The Rotation Continues

 

JAMIE VICECONTE
CHIEF MARKETING OFFICER
CO-CHIEF INVESTING OFFICER

2 min read

MSCI, which we reference for their All Country World Index ("ACWI") as our global Equity benchmark, offers a myriad of relevant indices, starting at the country level and then splintering into an ever-widening array of sub-groupings. While many ETFs precisely capture these sub-groupings, other index providers support an ever-growing universe of ETFs. There are many Factor-based products to choose from, and keeping up with their construction and performance has become a bit of a daunting task.

Selecting the best-in-class ETFs to capture the Factor exposures we want in the portfolios is a priority. We made some changes to portfolio holdings in our quarterly rebalancing last week with that in mind, subject to tax considerations. And we make those selections somewhat agnostic to relative historical returns across our selection options by geography and Factor.

The rotation trade we discussed last month continued in March, and our updated allocations tilted the portfolios more towards the strength of Value over Growth and small over large-cap ETFs across geographies. The extent of this reversal to date is evident in the performance of broad subsets of the S&P 500 Index. In 2020, the top 25 stocks in that index, which were up a median of 97%, have had a median return through March 30th of -3%. Meanwhile, the bottom 25 stocks in that index, which were down a median of 43% in 2020, are up a median of 32% year-to-date ("YTD"). And it is fair to say that those top stocks of 2020 were Growth names versus the Value names that have outperformed YTD.
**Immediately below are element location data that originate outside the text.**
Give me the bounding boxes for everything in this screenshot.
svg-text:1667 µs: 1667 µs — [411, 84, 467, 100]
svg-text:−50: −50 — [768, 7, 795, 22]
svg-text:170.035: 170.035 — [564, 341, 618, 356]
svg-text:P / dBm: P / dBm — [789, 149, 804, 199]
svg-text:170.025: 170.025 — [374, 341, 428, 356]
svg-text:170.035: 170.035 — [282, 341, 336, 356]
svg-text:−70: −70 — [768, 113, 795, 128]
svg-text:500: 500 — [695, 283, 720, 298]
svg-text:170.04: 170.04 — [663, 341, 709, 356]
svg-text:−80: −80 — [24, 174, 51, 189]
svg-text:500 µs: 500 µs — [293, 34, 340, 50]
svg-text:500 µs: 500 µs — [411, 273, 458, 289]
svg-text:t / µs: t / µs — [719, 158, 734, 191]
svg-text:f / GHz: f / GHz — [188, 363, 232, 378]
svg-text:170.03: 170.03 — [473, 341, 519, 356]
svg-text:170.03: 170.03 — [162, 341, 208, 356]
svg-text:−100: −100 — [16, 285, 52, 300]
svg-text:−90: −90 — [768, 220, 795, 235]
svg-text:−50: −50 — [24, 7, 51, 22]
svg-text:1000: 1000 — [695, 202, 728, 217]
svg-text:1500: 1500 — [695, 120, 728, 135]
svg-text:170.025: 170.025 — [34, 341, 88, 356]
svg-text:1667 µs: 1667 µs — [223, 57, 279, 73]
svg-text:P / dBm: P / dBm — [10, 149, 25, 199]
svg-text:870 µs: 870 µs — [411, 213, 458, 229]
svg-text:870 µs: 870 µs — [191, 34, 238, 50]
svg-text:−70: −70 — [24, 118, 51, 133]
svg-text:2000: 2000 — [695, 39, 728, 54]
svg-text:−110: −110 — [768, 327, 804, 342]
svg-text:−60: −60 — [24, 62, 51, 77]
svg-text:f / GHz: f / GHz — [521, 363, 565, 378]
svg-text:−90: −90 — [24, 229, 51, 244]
We would hope that examples like this impart some fundamental investment axioms on investors. First, it is not timing the market, but time in the market. And second, it is equally important to stick with a sound strategy supported by long-term historical performance. While many (long-suffering) Factor-investors were frustrated by lagging performance over the past few years, no one could accurately predict when the turn came – and it finally did in the 4th quarter of last year.

Our Factor-based Equity strategy has outperformed its ACWI benchmark by roughly 2% YTD, albeit with a significant amount of inter-day volatility. That leaves equity returns at about 6.5% YTD. This recaptures some of last year's underperformance. Hopefully, as our commentary shows, this is an intermediate to long game, and short windows of performance don't tell the whole story.

For balanced accounts, the Fixed Income markets remain challenging with low yields and what appears to be an asymmetric risk to rising rates. As was the case in February, return attribution for our strategies' total return component consisted of gains in short-duration credit exposures offset by losses in intermediate duration exposure, including US Agency bonds. The balance of our exposures in short-duration High-Grade bond ETFs was unchanged in value with our relatively small allocations to commodities (GCC) and utilities (VPU and XLU), providing some boost to returns.